Cuando tiene tres años, le destetan y aprende a comer.
Sin su padre, no sabría que el veneno puede matar.
Sin su madre, no sabría que la medicina cura.
Cuando los padres van a otras casas
y les ofrecen maravillosas exquisiteces,
no comen, sino que se guardan la comida en los bolsillos
y la llevan a su casa para alegrar al niño…
—¿Estás lloriqueando otra vez?
—No puedo evitarlo. Acabo de recordar algo.
—Pues basta ya, o me harás llorar también.
El sentimentalismo con respecto a los padres era un tabú estricto entre aquellos habitantes del borde exterior de la sociedad, pues manifestar el afecto filial era tanto como exponerse a las acusaciones de debilidad, afeminamiento o algo peor. Pero ver ahora a aquellos hombres hubiera colmado de satisfacción a la vieja Osugi.
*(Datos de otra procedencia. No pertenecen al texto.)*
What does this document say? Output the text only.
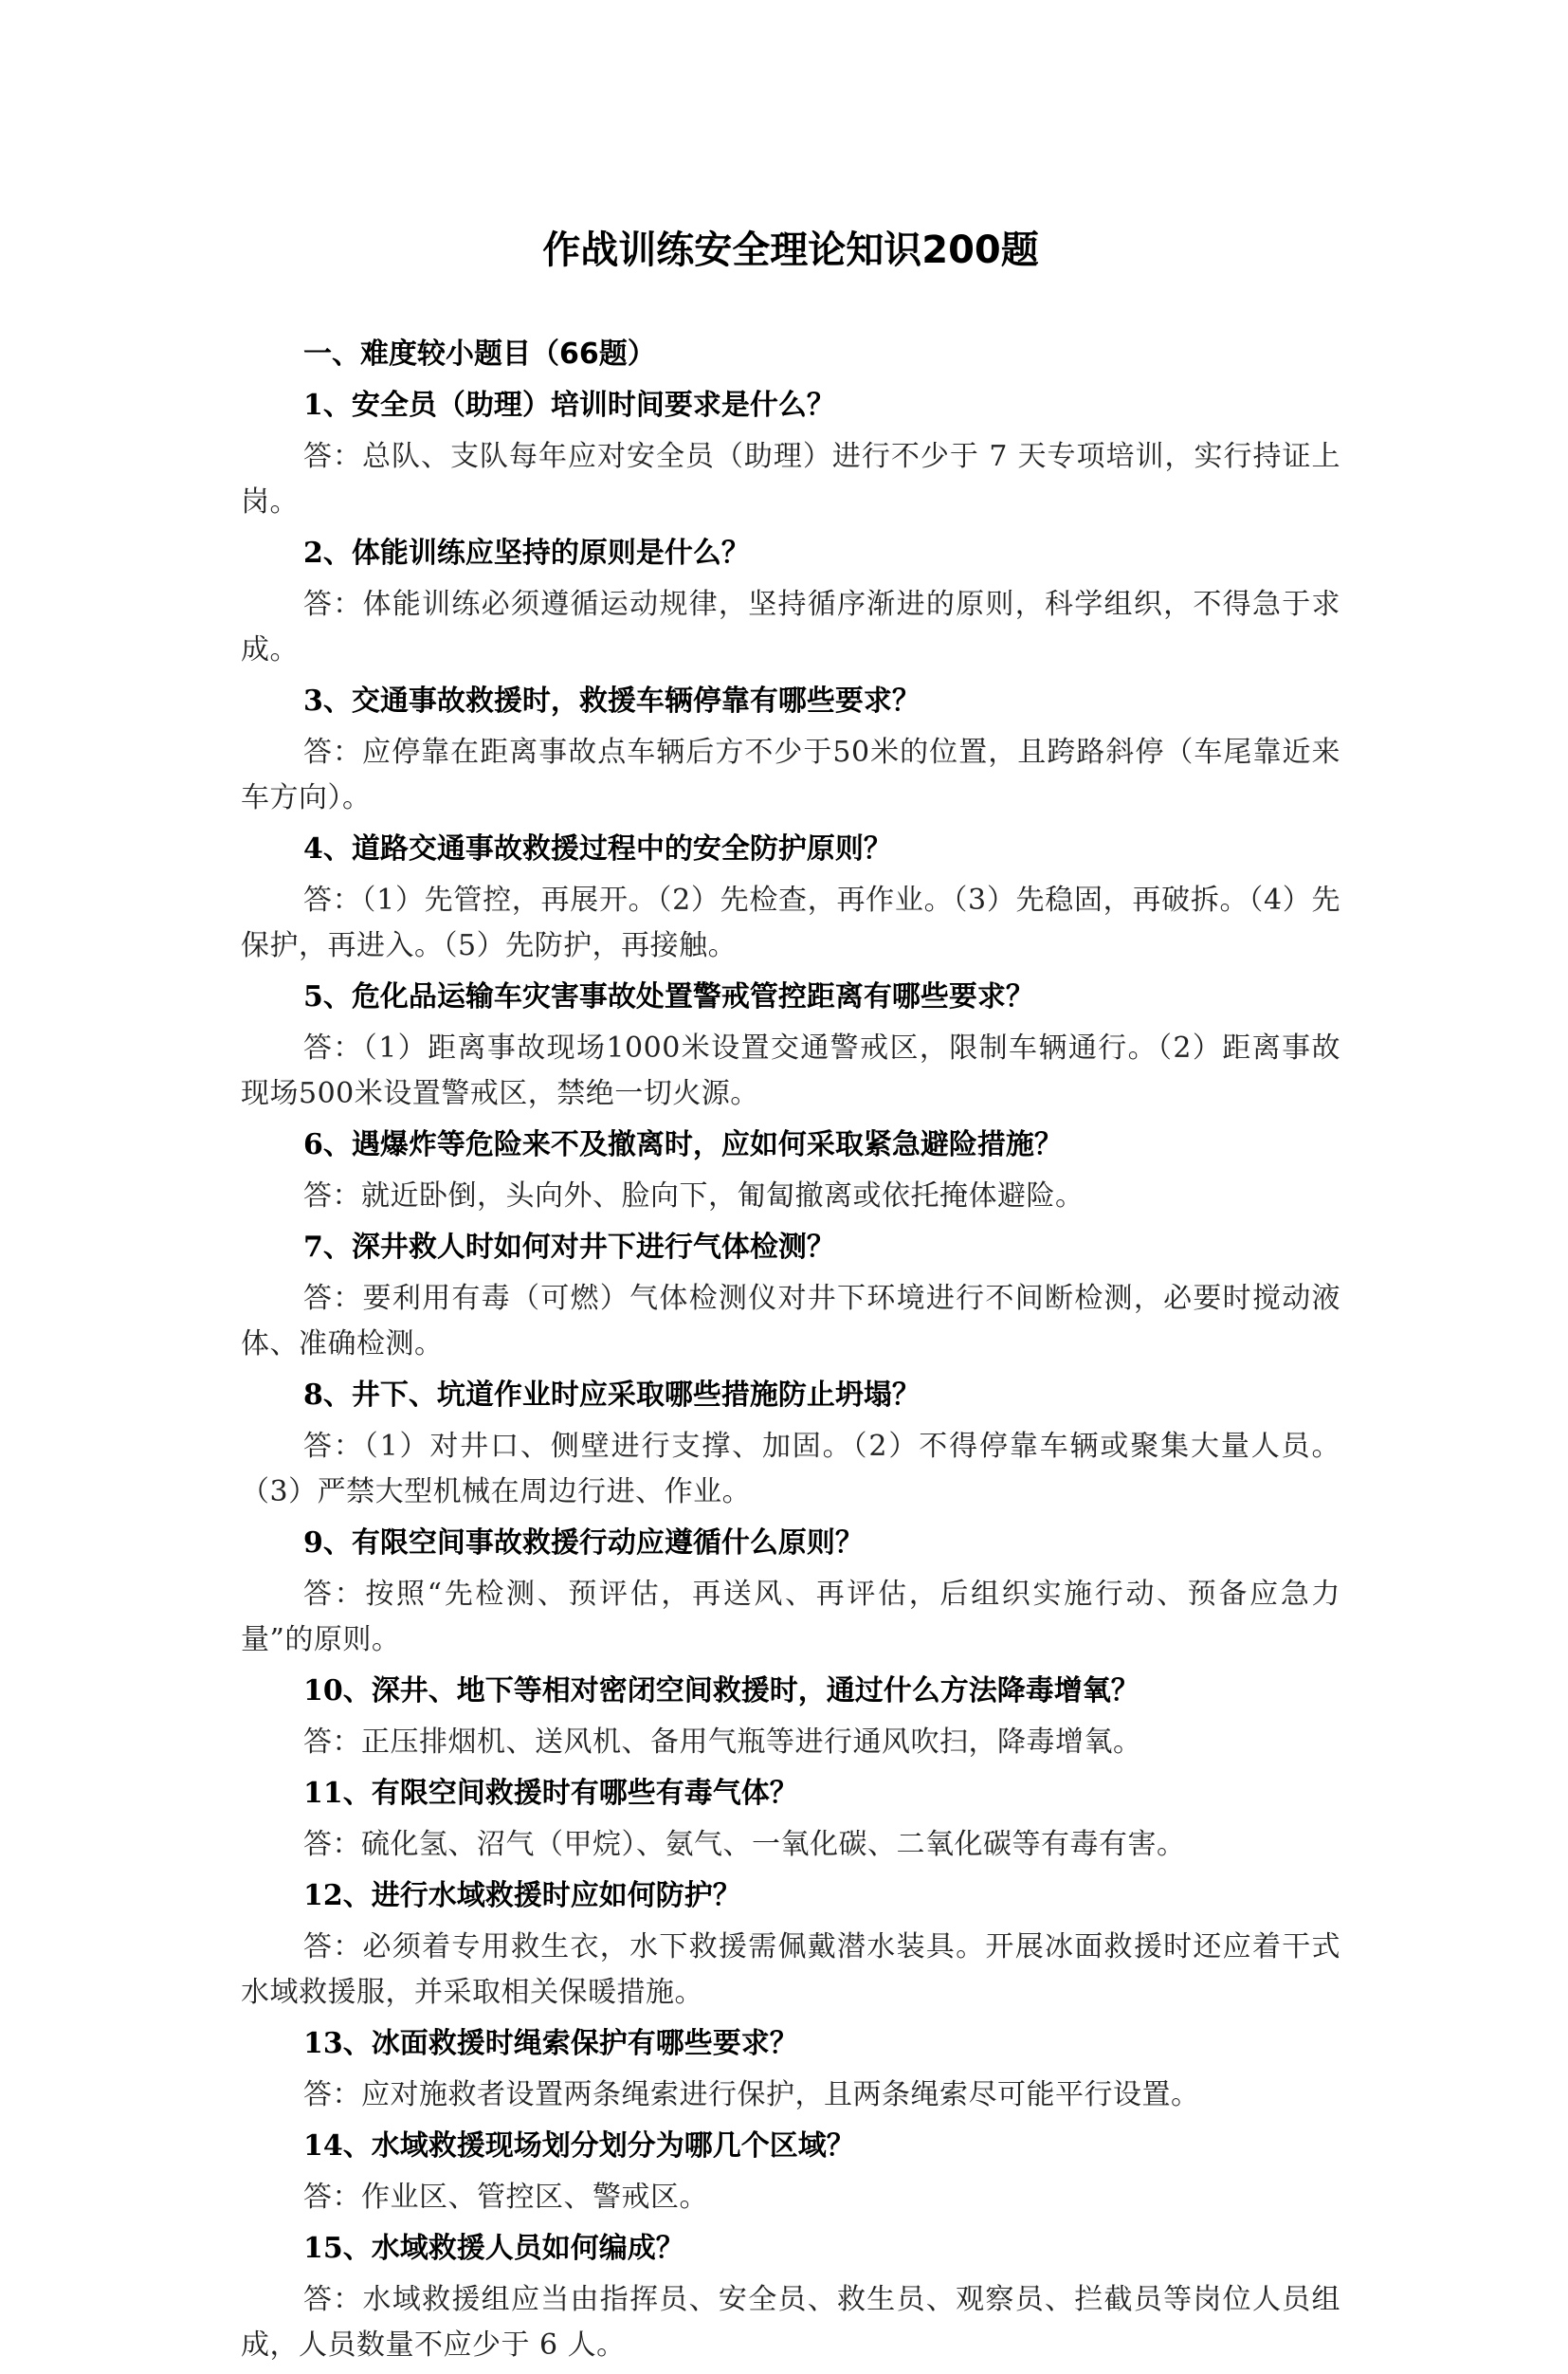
作战训练安全理论知识200题
一、难度较小题目（66题）

1、安全员（助理）培训时间要求是什么？

答：总队、支队每年应对安全员（助理）进行不少于 7 天专项培训，实行持证上岗。

2、体能训练应坚持的原则是什么？

答：体能训练必须遵循运动规律，坚持循序渐进的原则，科学组织，不得急于求成。

3、交通事故救援时，救援车辆停靠有哪些要求？

答：应停靠在距离事故点车辆后方不少于50米的位置，且跨路斜停（车尾靠近来车方向）。

4、道路交通事故救援过程中的安全防护原则？

答：（1）先管控，再展开。（2）先检查，再作业。（3）先稳固，再破拆。（4）先保护，再进入。（5）先防护，再接触。

5、危化品运输车灾害事故处置警戒管控距离有哪些要求？

答：（1）距离事故现场1000米设置交通警戒区，限制车辆通行。（2）距离事故现场500米设置警戒区，禁绝一切火源。

6、遇爆炸等危险来不及撤离时，应如何采取紧急避险措施？

答：就近卧倒，头向外、脸向下，匍匐撤离或依托掩体避险。

7、深井救人时如何对井下进行气体检测？

答：要利用有毒（可燃）气体检测仪对井下环境进行不间断检测，必要时搅动液体、准确检测。

8、井下、坑道作业时应采取哪些措施防止坍塌？

答：（1）对井口、侧壁进行支撑、加固。（2）不得停靠车辆或聚集大量人员。（3）严禁大型机械在周边行进、作业。

9、有限空间事故救援行动应遵循什么原则？

答：按照“先检测、预评估，再送风、再评估，后组织实施行动、预备应急力量”的原则。

10、深井、地下等相对密闭空间救援时，通过什么方法降毒增氧？

答：正压排烟机、送风机、备用气瓶等进行通风吹扫，降毒增氧。

11、有限空间救援时有哪些有毒气体？

答：硫化氢、沼气（甲烷）、氨气、一氧化碳、二氧化碳等有毒有害。

12、进行水域救援时应如何防护？

答：必须着专用救生衣，水下救援需佩戴潜水装具。开展冰面救援时还应着干式水域救援服，并采取相关保暖措施。

13、冰面救援时绳索保护有哪些要求？

答：应对施救者设置两条绳索进行保护，且两条绳索尽可能平行设置。

14、水域救援现场划分划分为哪几个区域？

答：作业区、管控区、警戒区。

15、水域救援人员如何编成？

答：水域救援组应当由指挥员、安全员、救生员、观察员、拦截员等岗位人员组成，人员数量不应少于 6 人。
La lectura del sutra, tal vez debido a la sencillez del lenguaje, les había llegado a lo más profundo.
—¿Es eso todo? ¿No hay más?
—Hay mucho más.
—¿Y bien?
—Esperad un momento, ¿queréis?
Jūrō se levantó, se sonó ruidosamente y se sentó para entonar el resto.
El niño crece.
El padre le trae ropa para vestirse.
La madre peina su cabello.
Los padres le dan todo objeto bello que poseen
y sólo guardan para ellos lo que es viejo y está gastado.
El niño toma una novia
y trae a la casa a esa desconocida.
Los padres se vuelven más distantes.
Los recién casados intiman entre ellos,
permanecen en su habitación, hablándose felices.
—Así son las cosas, en efecto —interrumpió uno.
Los padres envejecen.
Sus espíritus se debilitan, su fuerza disminuye.
Tienen sólo al niño del que depender,
sólo su esposa les presta servicios,
pero el niño ya no acude a ellos,
ni de noche ni de día.
La sala de los padres está fría,
ya no hay más charlas agradables.
Son como huéspedes solitarios en una posada.
Surge una crisis, y llaman a su hijo.
Nueve de cada diez veces, él no viene
ni les sirve.
Su enojo crece y les vilipendia,
diciendo que sería mejor morir
que seguir en este mundo cuando son superfluos.
Los padres escuchan, y sus corazones se llenan de cólera.
Llorando, dicen: «Cuando eras pequeño,
sin nosotros no habrías nacido,
sin nosotros, no habrías crecido.
¡Ah, cómo hemos…!».
Jūrō se interrumpió bruscamente y dejó la hoja a un lado.
—Yo…, yo… No puedo. Que lo lea otro.
Pero nadie quiso sustituirle. Tendidos boca arriba o abajo, o sentados con las piernas cruzadas y las cabezas entre las rodillas, estaban tan llorosos como niños perdidos.
Al entrar en la sala, Sasaki Kojirō se encontró con esa escena inverosímil.